“Görücü usulü evliliğe karşı duruşu” anlatan 111 yıllık operet sanatseverlerle buluşacak
Azerbaycanlı besteci Üzeyir Hacıbeyli tarafından 1913’te bestelenen romantik komedi “Arşın Mal Alan” opereti, sahnelenişinin 111. yılında, Ankara Devlet Opera ve Balesince yeniden sanatseverlere sunulacak.
Modern Azerbaycan müziğinin öncüsü, 1908’de bestelediği “Leyla ile Mecnun” eseriyle “Doğu’nun ilk opera bestecisi” unvanını elde eden Üzeyir Hacıbeyli’nin “Arşın Mal Alan” opereti, Azeri rejisör Hafız Guliyev’in yönetiminde 13 Ocak’ta Opera Sahnesi’nde tekrar seyirciyle buluşacak.
Genel prova öncesinde AA muhabirine açıklama yapan eserin yönetmeni Guliyev, dünyaca ünlü besteci Üzeyir Hacıbeyli’nin 1908’de herkesçe bilinen Leyla ile Mecnun operasını sahnelediğini, kısa bir sürenin ardından da Arşın Mal Alan’ın librettosunu yazdığını ve bestelediğini belirtti.
Guliyev, eserin 1913’de ilk kez Rusya’da sahnelendiğini ve kısa sürede üne kavuştuğunu ifade etti.

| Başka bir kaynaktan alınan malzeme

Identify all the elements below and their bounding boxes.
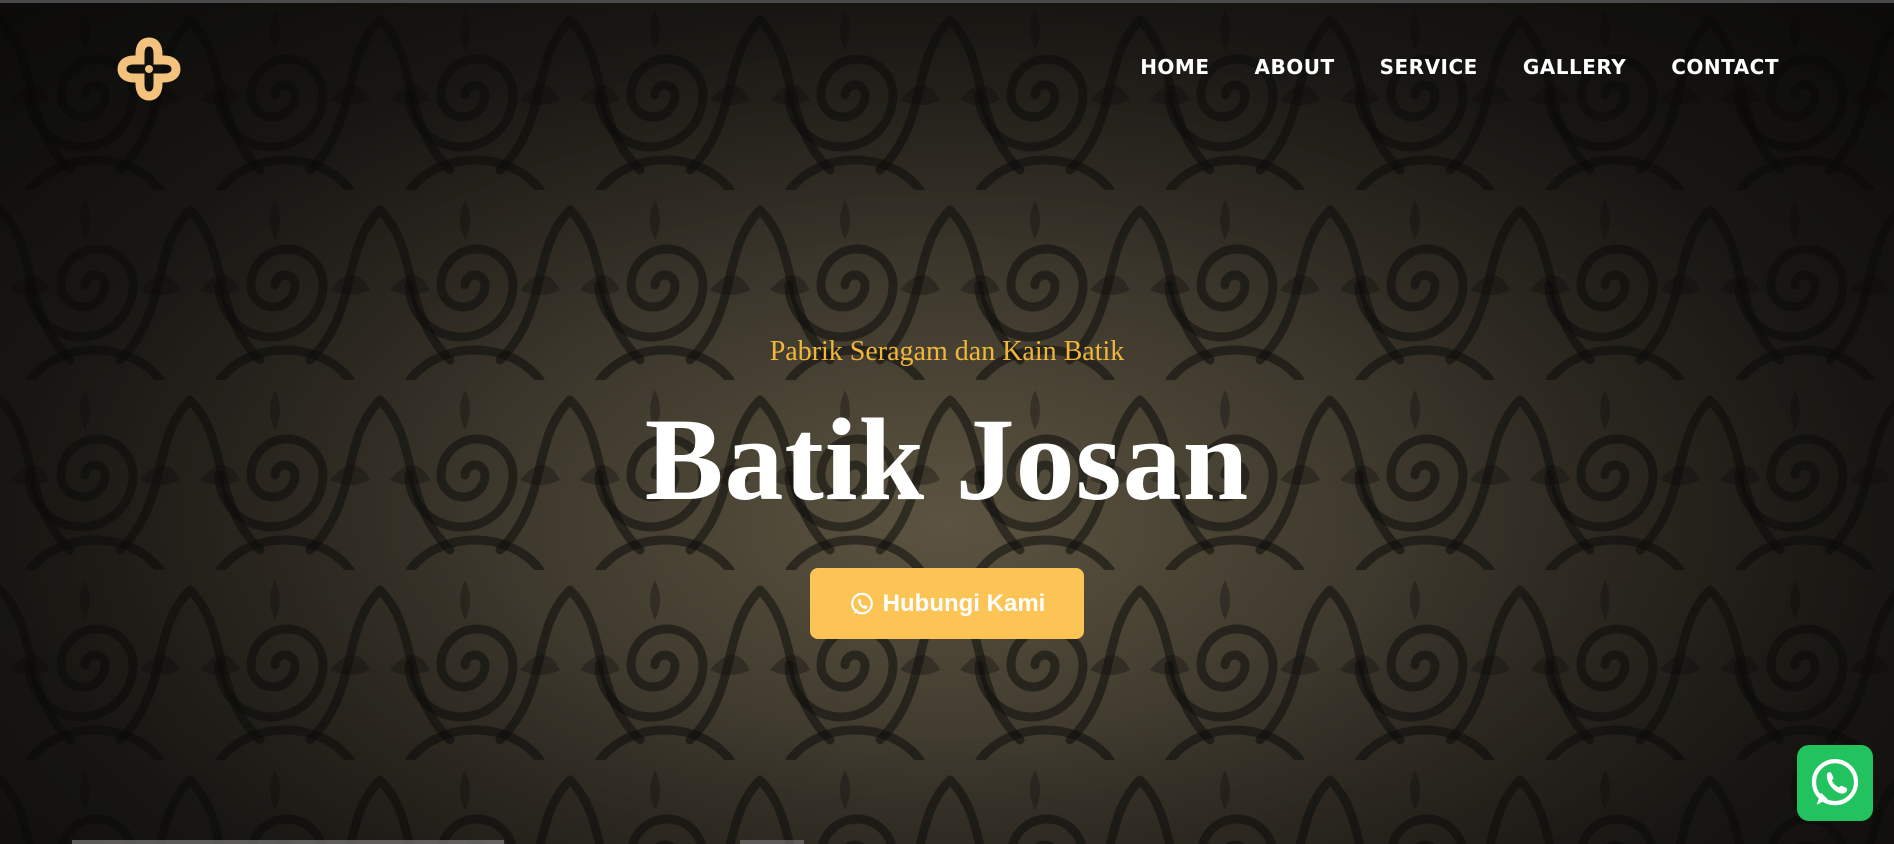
hero-title: Batik Josan [644, 394, 1250, 525]
whatsapp-icon [1811, 759, 1859, 806]
contact-us-label: Hubungi Kami [882, 589, 1046, 617]
nav-contact[interactable]: CONTACT [1671, 52, 1779, 82]
floating-whatsapp-button[interactable] [1797, 745, 1873, 821]
cross-logo-icon[interactable] [116, 36, 182, 102]
nav-service[interactable]: SERVICE [1380, 52, 1478, 82]
nav-about[interactable]: ABOUT [1255, 52, 1335, 82]
top-border [0, 0, 1894, 3]
nav-gallery[interactable]: GALLERY [1523, 52, 1626, 82]
main-nav: HOME ABOUT SERVICE GALLERY CONTACT [1095, 52, 1779, 82]
hero-subtitle: Pabrik Seragam dan Kain Batik [769, 336, 1125, 367]
scroll-indicator [740, 840, 804, 844]
horizontal-scrollbar[interactable] [72, 840, 504, 844]
nav-home[interactable]: HOME [1140, 52, 1209, 82]
contact-us-button[interactable]: Hubungi Kami [810, 568, 1084, 639]
whatsapp-icon [850, 592, 873, 614]
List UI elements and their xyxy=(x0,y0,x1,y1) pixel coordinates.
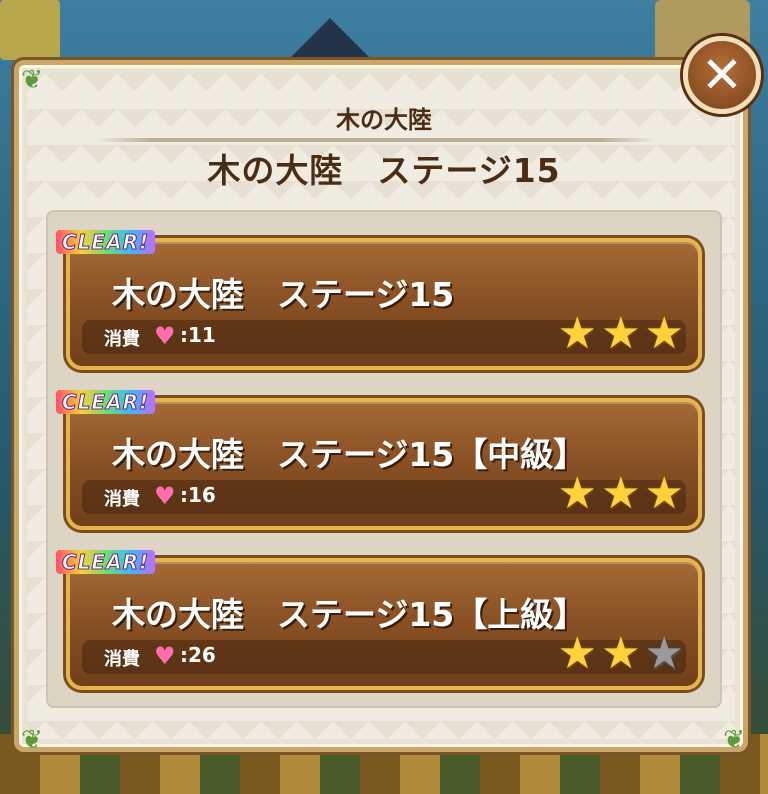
star-icon: ★ xyxy=(644,468,684,519)
cost-value: :11 xyxy=(180,323,216,347)
star-rating: ★ ★ ★ xyxy=(558,632,684,676)
star-rating: ★ ★ ★ xyxy=(558,312,684,356)
background-banner xyxy=(0,0,60,60)
cost-label: 消費 xyxy=(104,489,140,510)
close-icon: ✕ xyxy=(701,46,743,104)
star-icon: ★ xyxy=(601,308,641,359)
star-icon: ★ xyxy=(601,628,641,679)
star-icon: ★ xyxy=(557,628,598,679)
star-icon: ★ xyxy=(557,308,598,359)
star-icon: ★ xyxy=(644,308,684,359)
stage-name: 木の大陸 ステージ15 xyxy=(112,275,455,314)
heart-icon: ♥ xyxy=(154,322,176,350)
stage-name: 木の大陸 ステージ15【中級】 xyxy=(112,435,587,474)
dialog-subtitle: 木の大陸 xyxy=(336,106,432,134)
stage-item-normal[interactable]: CLEAR! 木の大陸 ステージ15 消費 ♥ :11 ★ ★ ★ xyxy=(56,230,702,370)
cost-value: :16 xyxy=(180,483,216,507)
stage-item-advanced[interactable]: CLEAR! 木の大陸 ステージ15【上級】 消費 ♥ :26 ★ ★ ★ xyxy=(56,550,702,690)
dialog-title: 木の大陸 ステージ15 xyxy=(207,151,561,190)
heart-icon: ♥ xyxy=(154,642,176,670)
heart-icon: ♥ xyxy=(154,482,176,510)
clear-badge: CLEAR! xyxy=(56,390,156,415)
cost-label: 消費 xyxy=(104,649,140,670)
header-divider xyxy=(96,138,656,142)
empty-star-icon: ★ xyxy=(644,628,684,679)
star-icon: ★ xyxy=(601,468,641,519)
leaf-icon: ❦ xyxy=(21,65,43,95)
clear-badge: CLEAR! xyxy=(56,230,156,255)
star-icon: ★ xyxy=(557,468,598,519)
leaf-icon: ❦ xyxy=(723,725,745,755)
star-rating: ★ ★ ★ xyxy=(558,472,684,516)
stage-name: 木の大陸 ステージ15【上級】 xyxy=(112,595,587,634)
stage-item-intermediate[interactable]: CLEAR! 木の大陸 ステージ15【中級】 消費 ♥ :16 ★ ★ ★ xyxy=(56,390,702,530)
cost-value: :26 xyxy=(180,643,216,667)
leaf-icon: ❦ xyxy=(21,725,43,755)
cost-label: 消費 xyxy=(104,329,140,350)
clear-badge: CLEAR! xyxy=(56,550,156,575)
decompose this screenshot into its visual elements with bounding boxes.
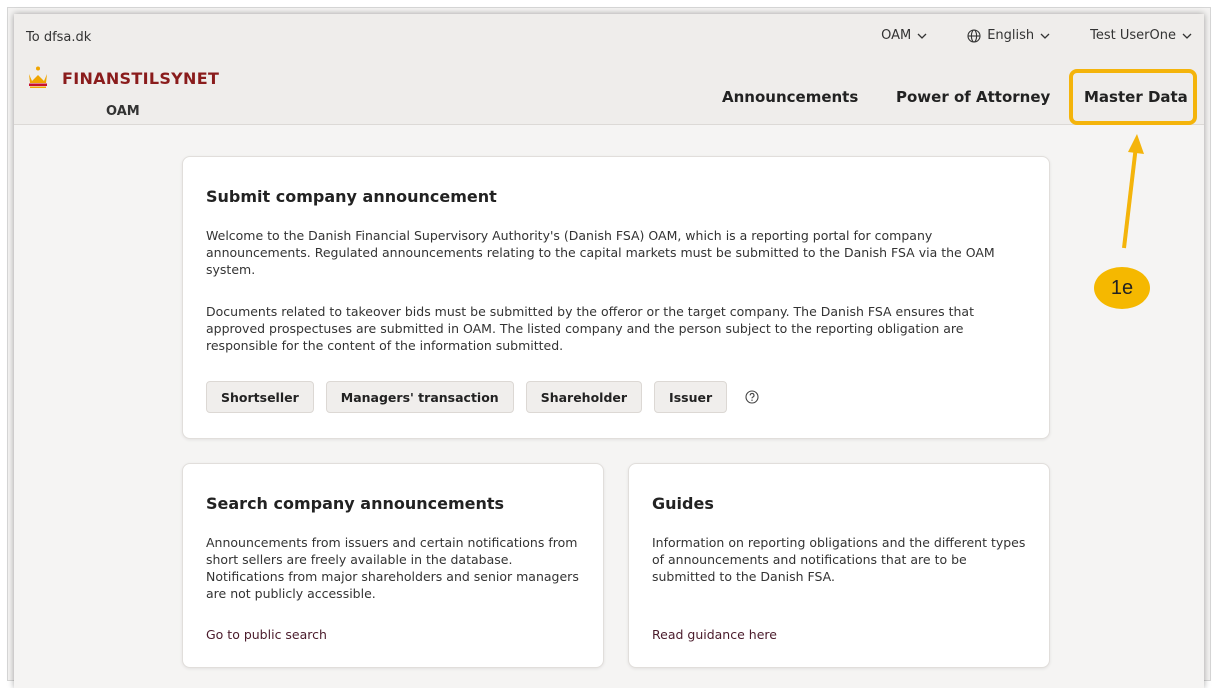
managers-transaction-button[interactable]: Managers' transaction <box>325 381 514 413</box>
card-paragraph: Information on reporting obligations and… <box>652 535 1026 584</box>
announcement-type-buttons: Shortseller Managers' transaction Shareh… <box>206 381 759 413</box>
user-menu[interactable]: Test UserOne <box>1090 28 1192 43</box>
oam-menu[interactable]: OAM <box>881 28 927 43</box>
shareholder-button[interactable]: Shareholder <box>525 381 643 413</box>
card-paragraph: Documents related to takeover bids must … <box>206 304 974 353</box>
card-paragraph: Welcome to the Danish Financial Supervis… <box>206 228 995 277</box>
issuer-button[interactable]: Issuer <box>654 381 728 413</box>
master-data-highlight <box>1069 69 1197 125</box>
top-menu: OAM English Test UserOne <box>881 28 1192 43</box>
brand-name: FINANSTILSYNET <box>62 69 220 88</box>
public-search-link[interactable]: Go to public search <box>206 627 327 642</box>
nav-power-of-attorney[interactable]: Power of Attorney <box>896 88 1050 108</box>
submit-announcement-card: Submit company announcement Welcome to t… <box>182 156 1050 439</box>
nav-announcements[interactable]: Announcements <box>722 88 858 108</box>
oam-menu-label: OAM <box>881 28 912 43</box>
help-icon[interactable] <box>745 390 759 404</box>
crown-icon <box>29 66 47 88</box>
chevron-down-icon <box>917 33 927 39</box>
language-label: English <box>987 28 1035 43</box>
search-announcements-card: Search company announcements Announcemen… <box>182 463 604 668</box>
globe-icon <box>967 28 981 43</box>
to-dfsa-link[interactable]: To dfsa.dk <box>26 30 91 45</box>
card-title: Search company announcements <box>206 494 505 513</box>
guidance-link[interactable]: Read guidance here <box>652 627 777 642</box>
header: To dfsa.dk OAM English Test UserOne FINA… <box>14 14 1204 125</box>
user-name: Test UserOne <box>1090 28 1176 43</box>
card-paragraph: Announcements from issuers and certain n… <box>206 535 579 601</box>
language-menu[interactable]: English <box>967 28 1050 43</box>
chevron-down-icon <box>1040 33 1050 39</box>
card-title: Submit company announcement <box>206 187 497 206</box>
annotation-arrow-icon <box>1122 134 1144 249</box>
brand-logo[interactable]: FINANSTILSYNET OAM <box>26 66 220 122</box>
brand-subtitle: OAM <box>106 104 140 119</box>
chevron-down-icon <box>1182 33 1192 39</box>
guides-card: Guides Information on reporting obligati… <box>628 463 1050 668</box>
shortseller-button[interactable]: Shortseller <box>206 381 314 413</box>
card-title: Guides <box>652 494 714 513</box>
app-window: To dfsa.dk OAM English Test UserOne FINA… <box>14 14 1204 688</box>
annotation-badge: 1e <box>1094 267 1150 309</box>
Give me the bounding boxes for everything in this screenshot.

Kendisinin eseri ilk kez 1997’de Bakü’de, 2003’te Ankara’da, ardından Rusya, Bulgaristan, Çin’de sahnelendiğini belirten Guliyev, bu operanın hem izleyenler hem de sanatçılar tarafından sevildiğini, sanatçıların provalara gelirken keyif aldığını söyledi.
Guliyev, “Milletinden bağımsız, her yerde bu eser çok seviliyor. Üzeyir Hacıbeyli insan ruhunu iyi bilirmiş, bu ruhu da eserlerine yansıtmış. Konusu da dikkat çekici. Eskiden görücü usulü evlilik yapılırdı. Eserde ise o yıllarda yazılmasına rağmen, görücü usulü evliliğe bir karşı duruş var. Zamanında zor karşılanırdı bu karşı çıkış. Bu düşünce zamanla herkes tarafından kabul edildi. Operet, konuyu keyifli bir dille anlatıyor. Konunun, dans ve şarkılarla uyumlu olması da eseri çekici kılıyor.” dedi.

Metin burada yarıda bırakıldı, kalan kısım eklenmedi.